Guiné-Bissau: Contra a partidarização da administração
17 de janeiro de 2024A partidarização da administração pública da Guiné-Bissau é uma realidade há vários anos, de resto reconhecida pelos próprios dirigentes partidários. Ainda assim, durante as campanhas eleitorais, os responsáveis prometem abertamente emprego e funções para os seus apoiantes.
A lei do concurso público não é respeitada. Cada vez que o país muda de Governo, em qualquer que sejam as circunstâncias, os novos donos do poder procedem a uma série de mudanças em quase todos os departamentos governamentais, com exonerações dos anteriores e nomeações de novos diretores ou presidentes de conselhos de administração de empresas públicas.
A situação preocupa vários cidadãos ouvidos pela DW África em Bissau. "Na Guiné-Bissau, a política adotada é que, quando mudamos de regime, muda tudo para começarmos de novo", disse um estudante.
"Num ano letivo, já assistimos à mudança de três diretores ", confirmou outro estudante. "[Com a mudança do governo], há mudanças em todos os departamentos, quer na educação, na comunicação social e demais. Isto causa problema para todos [os funcionários]", disse à DW África um funcionário público.
Fuga de cérebros
Por causa das nomeações partidárias, os jovens formados encontram nos partidos políticos o caminho para serem nomeados para funções governativas. O que significa que são demitidos cada vez que muda o Governo.

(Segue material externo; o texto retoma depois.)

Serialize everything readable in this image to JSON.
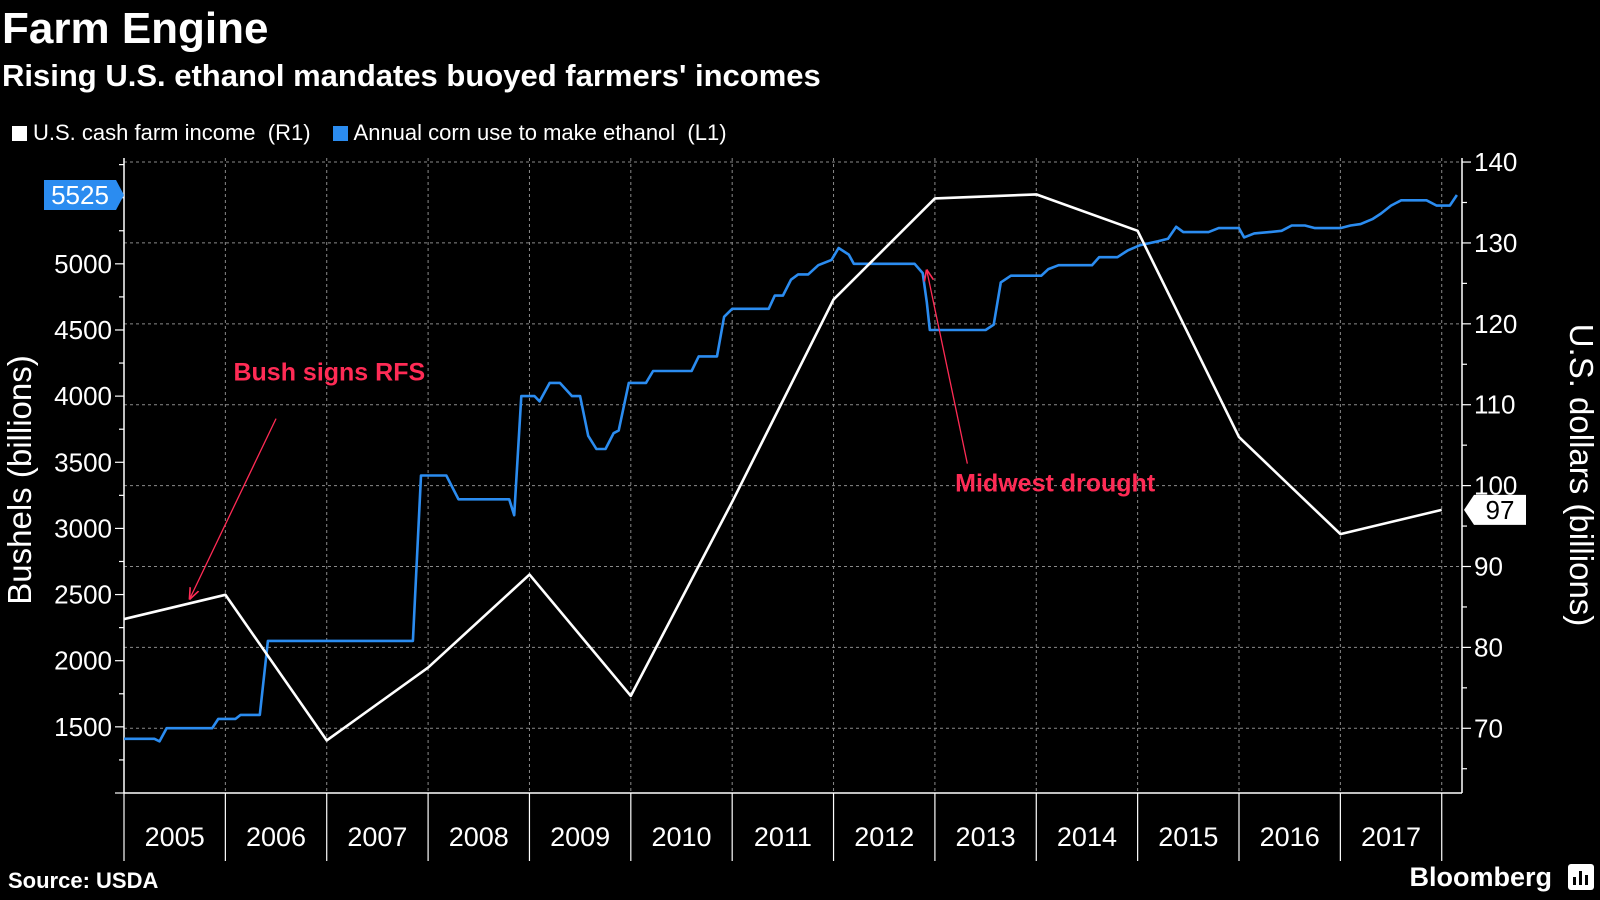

O professor universitário William Gomes Ferreira diz que a situação tem consequências nefastas para o país. "Isto já está a provocar a fuga de cérebros da Guiné-Bissau. Eu conheço muitos bons quadros que estão no estrangeiro e não aceitam, de forma alguma, voltar para a Guiné-Bissau, porque aqui não há concurso [público] ou concurso sério", explicou, acrescentando que pessoas qualificadas "desrespeitadas e assistem as pessoas que não têm mínimas condições para exercer as funções".
Ferreira afirma que o estabelecimento o sistema em vigor mostra que o país não tem um Estado: "Temos fações políticas que procuram açambarcar os recursos públicos para satisfazer os seus interesses."
Na semana passada, estudantes da Escola de Formação de Professores 17 de Fevereiro, em Bissau, manifestaram-se contra a mudança do diretor do estabelecimento do ensino, por estar a ter um bom desempenho na instituição.
Reforma precisa-se
Na mesma semana, um grupo de professores da universidade pública guineense Amílcar Cabral (UAC) protestou, em carta aberta, conta a nomeação de um reitor, que segundo afirmam, não possui o grau e o nível académicos para dirigir essa instituição do ensino superior.
"É normal, do ponto de vista administrativo, a movimentação do pessoal", disse à DW África o sociólogo Infali Donque. Porém, a mudança tem de obedecer a critérios claros de competência, antiguidade e mérito. "Mas [agora] esta prática é tão recorrente e são os próprios políticos que estão a promover esta situação", diz.
Para o professor universitário William Gomes Ferreira, apenas uma reforma profunda da administração pública poderia resolver o problema. "Mas, para isso, teríamos de, também, reformar a mente das pessoas na sociedade guineense. Enquanto não conseguirmos promover essas reformas estruturais, vamos continuar com esta 'doença' na sociedade guineense", defende.